Elle fonctionna à Nimes pour la première fois vers la fin du mois de septembre 1792. A cette date, le tribunal criminel du Gard, président Vigier, condamna à mort un nommé Joseph Suplit , convaincu d'assassinat sur la personne de sa femme.
Dans les départements du Gard, de l'Hérault, de la Lozère, de Vaucluse et dès les derniers mois de 1793, les condamnations à mort pour faits politiques se succédaient avec rapidité. Une correspondance assez active s'engagea entre les agents de l'autorité supérieure et, parfois, avec les exécuteurs.

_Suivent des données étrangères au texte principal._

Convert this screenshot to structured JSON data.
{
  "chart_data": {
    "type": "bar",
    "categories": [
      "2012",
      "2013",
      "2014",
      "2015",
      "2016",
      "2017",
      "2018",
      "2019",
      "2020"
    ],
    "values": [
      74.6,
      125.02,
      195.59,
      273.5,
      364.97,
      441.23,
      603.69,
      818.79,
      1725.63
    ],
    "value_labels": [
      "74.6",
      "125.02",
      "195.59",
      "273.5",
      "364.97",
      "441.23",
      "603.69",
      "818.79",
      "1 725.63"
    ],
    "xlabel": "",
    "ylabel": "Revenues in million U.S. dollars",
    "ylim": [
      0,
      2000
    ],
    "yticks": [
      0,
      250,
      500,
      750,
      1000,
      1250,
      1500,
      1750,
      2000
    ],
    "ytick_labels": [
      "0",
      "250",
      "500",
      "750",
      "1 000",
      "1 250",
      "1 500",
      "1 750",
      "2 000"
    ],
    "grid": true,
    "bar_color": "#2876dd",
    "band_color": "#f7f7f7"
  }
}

Victor, exécuteur à Nimes des jugements criminels, s'était démis de ses fonctions et vivait dans la retraite. Sur une liste de gens suspects, trouvée en 1794, dans les papiers de Courbis, on lit : Vilor, ensien exgécutur, rische, aristocrate, contre révolucionère. En vérité, c'était lui faire beaucoup d'honneur.
Pour le service des quatre départements, il paraît qu'il n'y avait qu'un seul bourreau et une seule machine ; aussi l'homme et la chose étaient-ils parfois attendus avec impatience et réclamés avec l'instance la plus vive.